HARMONIZED BY-LAW New timetable
HARMONIZED BY-LAW
New timetable
By Mark Ostler
The city will have to wait a bit longer to get its long-awaited harmonized zoning by-law and one sizable portion is being taken out, to be refined as a separate by-law and introduced even later. Yesterday the planning and growth management committee declined to approve the staff-recommended
timetable for adoption of the new by-law.
The staff timetable recommended a final report outlining changes to the by-law being brought forward to the committee’s April 21 meeting, a statutory open house scheduled for April 28 and a statutory public meeting being held May 19. The committee opted instead to approve a motion from Councillor John Filion to have an updated draft of the new zoning by-law presented at the committee’s April 21 meeting and a final report come before the committee on May 19. The statutory meetings would follow.
Filion stressed that he felt the new by-law should be approved before the end of the current term of council. "We’re all better off if we get this put to bed this term of council,” Filion said at yesterday’s meeting. “Since the last council meeting is in August, I think we shouldn’t be going later than June on the statutory public meetings.”
Additionally, the committee approved a motion from Councillor Peter Milczyn to carve out the regulations regarding chemical separation distances from the new zoning by-law. Milczyn proposed the chemical regulations be brought back to committee by the second quarter of 2011 as a distinct by-law. The intent is to provide sufficient time to address the concerns of the city’s manufacturing industry, which has taken issue with the separation regulations. "The establishment of a whole new regime of regulation around chemicals…should be considered separately,” Milczyn said. “Maybe by that time at least these issues around harmonization will have been dealt with and industry could then turn its mind to this new part.”
“The chemical separation issue is a difficult and complex issue. My primary concern is that, being very mindful of [the Sunrise propane explosion] and the issue there, we will still bring forward provisions in the new by-law that will prevent that from happening in the future,” chief planner Gary Wright told the committee. “We don’t want to replicate that, but we’re mindful that we don’t at this time need to examine whole range of very complicated chemical storage issues in industrial buildings. That will take us a little longer to do.”
The committee heard from private citizens and representatives of organizations such as the Federation of North Toronto Residents Associations, Greater Toronto Apartment Association, South Etobicoke Industrial Employers Association and the Leaside Property Owners’ Association.
The majority of speakers at the meeting stressed that the staff-recommended timeline would not leave enough time to consider a new draft of the by-law before the statutory meetings began. These same groups, as well as several others, also spoke at the committee’s November 4 meeting and many reiterated concerns that were raised at that meeting.

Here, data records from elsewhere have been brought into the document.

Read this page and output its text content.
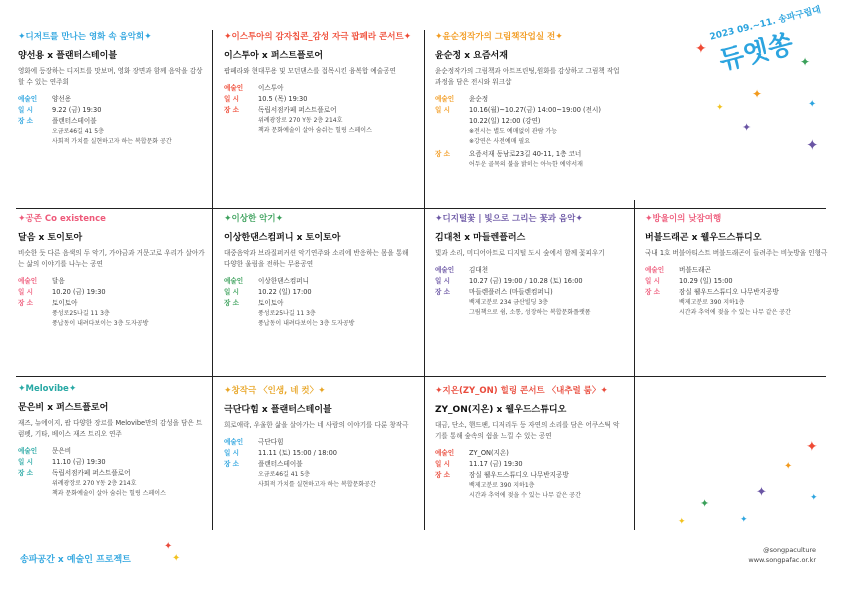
2023 09.~11. 송파구립대
듀엣쏭
✦
✦
✦
✦
✦
✦
✦
✦디저트를 만나는 영화 속 음악회✦
양선용 x 플랜터스테이블
영화에 등장하는 디저트를 맛보며, 영화 장면과 함께 음악을 감상할 수 있는 연주회
예술인	양선용
일 시	9.22 (금) 19:30
장 소	플랜터스테이블
오금로46길 41 5층
사회적 가치를 실현하고자 하는 복합문화 공간
✦이스투아의 감자칩콘_감성 자극 팝페라 콘서트✦
이스투아 x 퍼스트플로어
팝페라와 현대무용 및 모던댄스를 접목시킨 융복합 예술공연
예술인	이스투아
일 시	10.5 (목) 19:30
장 소	독립서점카페 퍼스트플로어
위례광장로 270 Y동 2층 214호
책과 문화예술이 살아 숨쉬는 힐링 스페이스
✦윤순정작가의 그림책작업실 전✦
윤순정 x 요즘서재
윤순정작가의 그림책과 아트프린팅,원화를 감상하고 그림책 작업 과정을 담은 전시와 워크샵
예술인	윤순정
일 시	10.16(월)~10.27(금) 14:00~19:00 (전시)
10.22(일) 12:00 (강연)
※전시는 별도 예매없이 관람 가능
※강연은 사전예매 필요
장 소	요즘서재 동남로23길 40-11, 1층 코너
어두운 골목의 불을 밝히는 아늑한 예약서재
✦공존 Co existence
달음 x 토이토아
비슷한 듯 다른 음색의 두 악기, 가야금과 거문고로 우리가 살아가는 삶의 이야기를 나누는 공연
예술인	달음
일 시	10.20 (금) 19:30
장 소	토이토아
풍성로25나길 11 3층
풍납동이 내려다보이는 3층 도자공방
✦이상한 악기✦
이상한댄스컴퍼니 x 토이토아
대중음악과 브라질퍼커션 악기연주와 소리에 반응하는 몸을 통해 다양한 울림을 전하는 무용공연
예술인	이상한댄스컴퍼니
일 시	10.22 (일) 17:00
장 소	토이토아
풍성로25나길 11 3층
풍납동이 내려다보이는 3층 도자공방
✦디지털꽃 | 빛으로 그리는 꽃과 음악✦
김대천 x 마들렌플러스
빛과 소리, 미디어아트로 디지털 도시 숲에서 함께 꽃피우기
예술인	김대천
일 시	10.27 (금) 19:00 / 10.28 (토) 16:00
장 소	마들렌플러스 (마들렌컴퍼니)
백제고분로 234 금산빌딩 3층
그림책으로 쉼, 소통, 성장하는 복합문화플랫폼
✦방울이의 낮잠여행
버블드래곤 x 웰우드스튜디오
국내 1호 버블아티스트 버블드래곤이 들려주는 비눗방울 인형극
예술인	버블드래곤
일 시	10.29 (일) 15:00
장 소	잠실 웰우드스튜디오 나무반지공방
백제고분로 390 지하1층
시간과 추억에 젖을 수 있는 나무 같은 공간
✦Melovibe✦
문은비 x 퍼스트플로어
재즈, 뉴에이지, 팝 다양한 장르를 Melovibe만의 감성을 담은 트럼펫, 기타, 베이스 재즈 트리오 연주
예술인	문은비
일 시	11.10 (금) 19:30
장 소	독립서점카페 퍼스트플로어
위례광장로 270 Y동 2층 214호
책과 문화예술이 살아 숨쉬는 힐링 스페이스
✦창작극 〈인생, 네 컷〉✦
극단다힘 x 플랜터스테이블
희로애락, 우울한 삶을 살아가는 네 사람의 이야기를 다룬 창작극
예술인	극단다힘
일 시	11.11 (토) 15:00 / 18:00
장 소	플랜터스테이블
오금로46길 41 5층
사회적 가치를 실현하고자 하는 복합문화공간
✦지온(ZY_ON) 힐링 콘서트 〈내추럴 룸〉✦
ZY_ON(지온) x 웰우드스튜디오
대금, 단소, 핸드팬, 디저리두 등 자연의 소리를 담은 어쿠스틱 악기를 통해 숲속의 쉼을 느낄 수 있는 공연
예술인	ZY_ON(지온)
일 시	11.17 (금) 19:30
장 소	잠실 웰우드스튜디오 나무반지공방
백제고분로 390 지하1층
시간과 추억에 젖을 수 있는 나무 같은 공간
✦
✦
✦
✦
✦	✦
✦
송파공간 x 예술인 프로젝트
✦
✦
@songpaculture
www.songpafac.or.kr
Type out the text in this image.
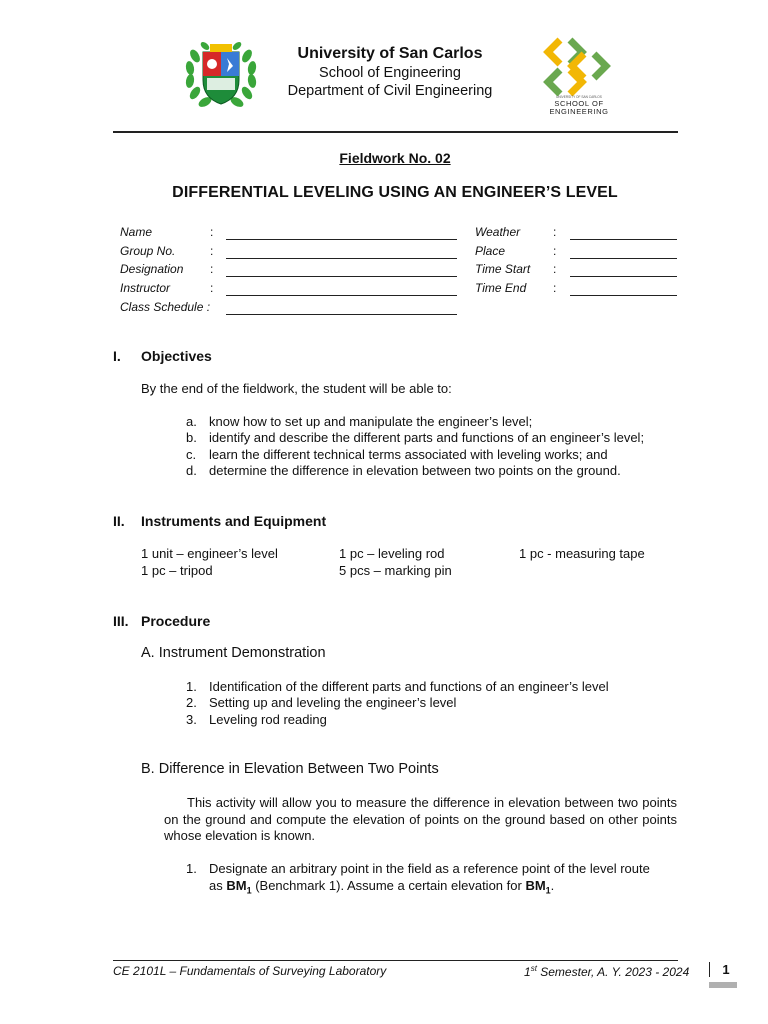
University of San Carlos
School of Engineering
Department of Civil Engineering	UNIVERSITY OF SAN CARLOS
SCHOOL OF
ENGINEERING
Fieldwork No. 02
DIFFERENTIAL LEVELING USING AN ENGINEER’S LEVEL
Name	:
Group No.	:
Designation :
Instructor	:
Class Schedule :
Weather	:
Place	:
Time Start :
Time End :
I. Objectives
By the end of the fieldwork, the student will be able to:
a. know how to set up and manipulate the engineer’s level;
b. identify and describe the different parts and functions of an engineer’s level;
c. learn the different technical terms associated with leveling works; and
d. determine the difference in elevation between two points on the ground.
II. Instruments and Equipment
1 unit – engineer’s level	1 pc – leveling rod	1 pc - measuring tape
1 pc – tripod	5 pcs – marking pin
III. Procedure
A. Instrument Demonstration
1. Identification of the different parts and functions of an engineer’s level
2. Setting up and leveling the engineer’s level
3. Leveling rod reading
B. Difference in Elevation Between Two Points
This activity will allow you to measure the difference in elevation between two points on the ground and compute the elevation of points on the ground based on other points whose elevation is known.
1. Designate an arbitrary point in the field as a reference point of the level route
as $BM_1$ (Benchmark 1). Assume a certain elevation for $BM_1$.
CE 2101L – Fundamentals of Surveying Laboratory	1st Semester, A. Y. 2023 - 2024	1
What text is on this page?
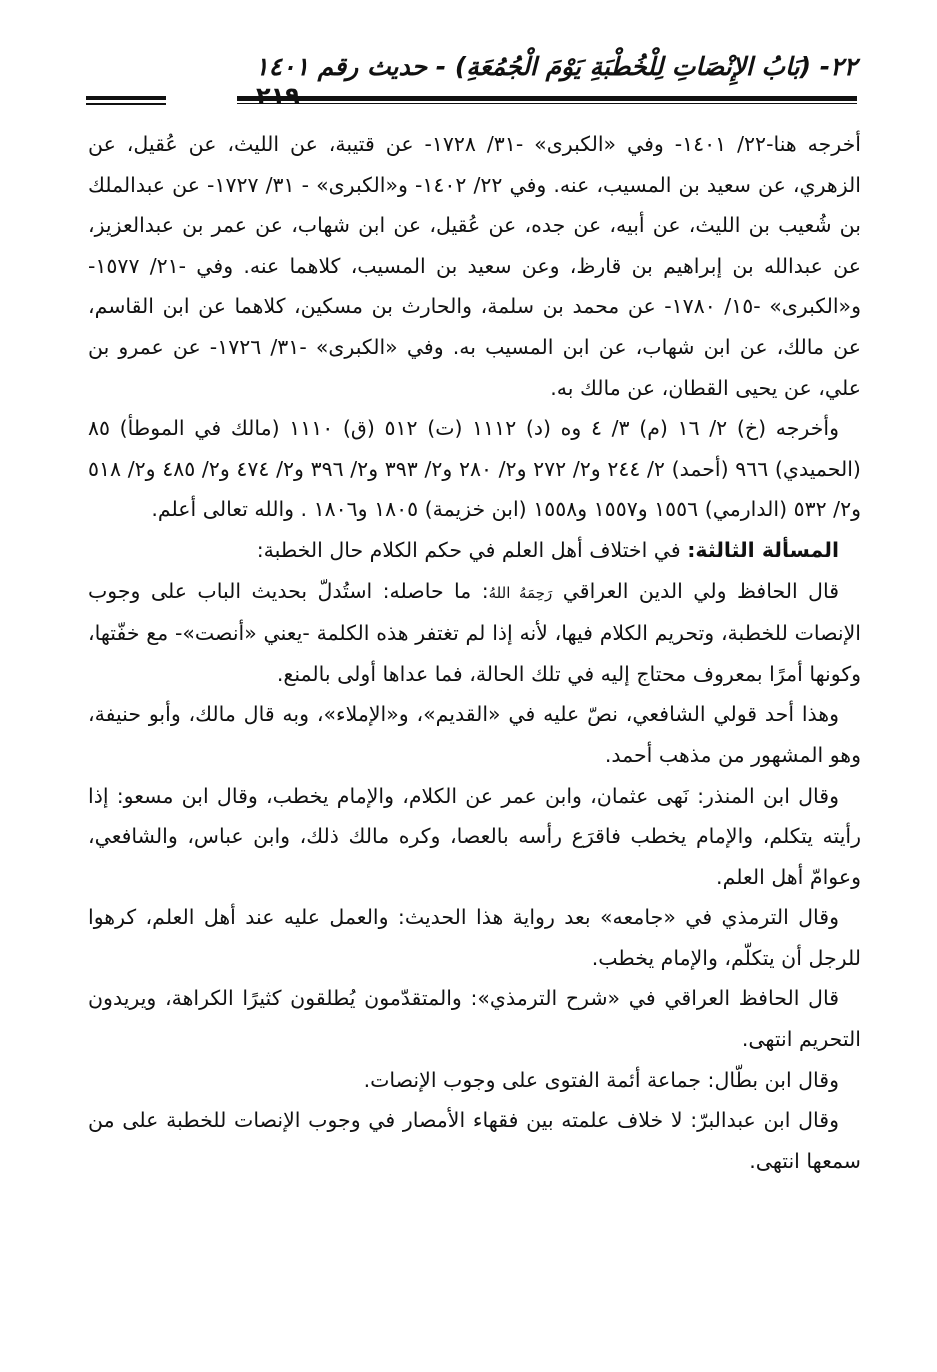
٢٢- (بَابُ الإِنْصَاتِ لِلْخُطْبَةِ يَوْمَ الْجُمُعَةِ) - حديث رقم ١٤٠١

أخرجه هنا-٢٢/ ١٤٠١- وفي «الكبرى» -٣١/ ١٧٢٨- عن قتيبة، عن الليث، عن عُقيل، عن الزهري، عن سعيد بن المسيب، عنه. وفي ٢٢/ ١٤٠٢- و«الكبرى» - ٣١/ ١٧٢٧- عن عبدالملك بن شُعيب بن الليث، عن أبيه، عن جده، عن عُقيل، عن ابن شهاب، عن عمر بن عبدالعزيز، عن عبدالله بن إبراهيم بن قارظ، وعن سعيد بن المسيب، كلاهما عنه. وفي -٢١/ ١٥٧٧- و«الكبرى» -١٥/ ١٧٨٠- عن محمد بن سلمة، والحارث بن مسكين، كلاهما عن ابن القاسم، عن مالك، عن ابن شهاب، عن ابن المسيب به. وفي «الكبرى» -٣١/ ١٧٢٦- عن عمرو بن علي، عن يحيى القطان، عن مالك به.

وأخرجه (خ) ٢/ ١٦ (م) ٣/ ٤ وه (د) ١١١٢ (ت) ٥١٢ (ق) ١١١٠ (مالك في الموطأ) ٨٥ (الحميدي) ٩٦٦ (أحمد) ٢/ ٢٤٤ و٢/ ٢٧٢ و٢/ ٢٨٠ و٢/ ٣٩٣ و٢/ ٣٩٦ و٢/ ٤٧٤ و٢/ ٤٨٥ و٢/ ٥١٨ و٢/ ٥٣٢ (الدارمي) ١٥٥٦ و١٥٥٧ و١٥٥٨ (ابن خزيمة) ١٨٠٥ و١٨٠٦ . والله تعالى أعلم.

المسألة الثالثة: في اختلاف أهل العلم في حكم الكلام حال الخطبة:

قال الحافظ ولي الدين العراقي رَحِمَهُ اللهُ: ما حاصله: استُدلّ بحديث الباب على وجوب الإنصات للخطبة، وتحريم الكلام فيها، لأنه إذا لم تغتفر هذه الكلمة -يعني «أنصت»- مع خفّتها، وكونها أمرًا بمعروف محتاج إليه في تلك الحالة، فما عداها أولى بالمنع.

وهذا أحد قولي الشافعي، نصّ عليه في «القديم»، و«الإملاء»، وبه قال مالك، وأبو حنيفة، وهو المشهور من مذهب أحمد.

وقال ابن المنذر: نَهى عثمان، وابن عمر عن الكلام، والإمام يخطب، وقال ابن مسعو: إذا رأيته يتكلم، والإمام يخطب فاقرَع رأسه بالعصا، وكره مالك ذلك، وابن عباس، والشافعي، وعوامّ أهل العلم.

وقال الترمذي في «جامعه» بعد رواية هذا الحديث: والعمل عليه عند أهل العلم، كرهوا للرجل أن يتكلّم، والإمام يخطب.

قال الحافظ العراقي في «شرح الترمذي»: والمتقدّمون يُطلقون كثيرًا الكراهة، ويريدون التحريم انتهى.

وقال ابن بطّال: جماعة أئمة الفتوى على وجوب الإنصات.

وقال ابن عبدالبرّ: لا خلاف علمته بين فقهاء الأمصار في وجوب الإنصات للخطبة على من سمعها انتهى.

Issues pertaining to density and height calculations in low-rise residential areas were also repeated in letters and deputations. Critics of the proposed zoning by-law charge that changes to such measurements will result in increasingly large houses, which some stakeholder groups and residents have said could result in the deterioration of the existing character of neighbourhoods, thereby contravening official plan policies protecting neighbourhoods.
In response to these concerns staff will be reintroducing floor space index as a way to measure density in residential areas. The original draft of the by-law had removed that form of measurement in favour of a lot coverage measurement, but following discussions with residents’ groups staff decided to retain the floor space index measurement. Essentially, the form of measurement found in the current by-laws for a given site will remain. This means that in some cases, both floor space index and lot coverage could be used to measure a building’s density.
Another motion, from Councillor Adam Vaughan and approved by the committee, referred a submission from lawyer A. M. Heisey (Papazian Heisey), acting on behalf of the Toronto Cyclists Union, to staff for consideration. T he letter suggested a host of amendments to the new zoning by-law related to bicycle parking provisions.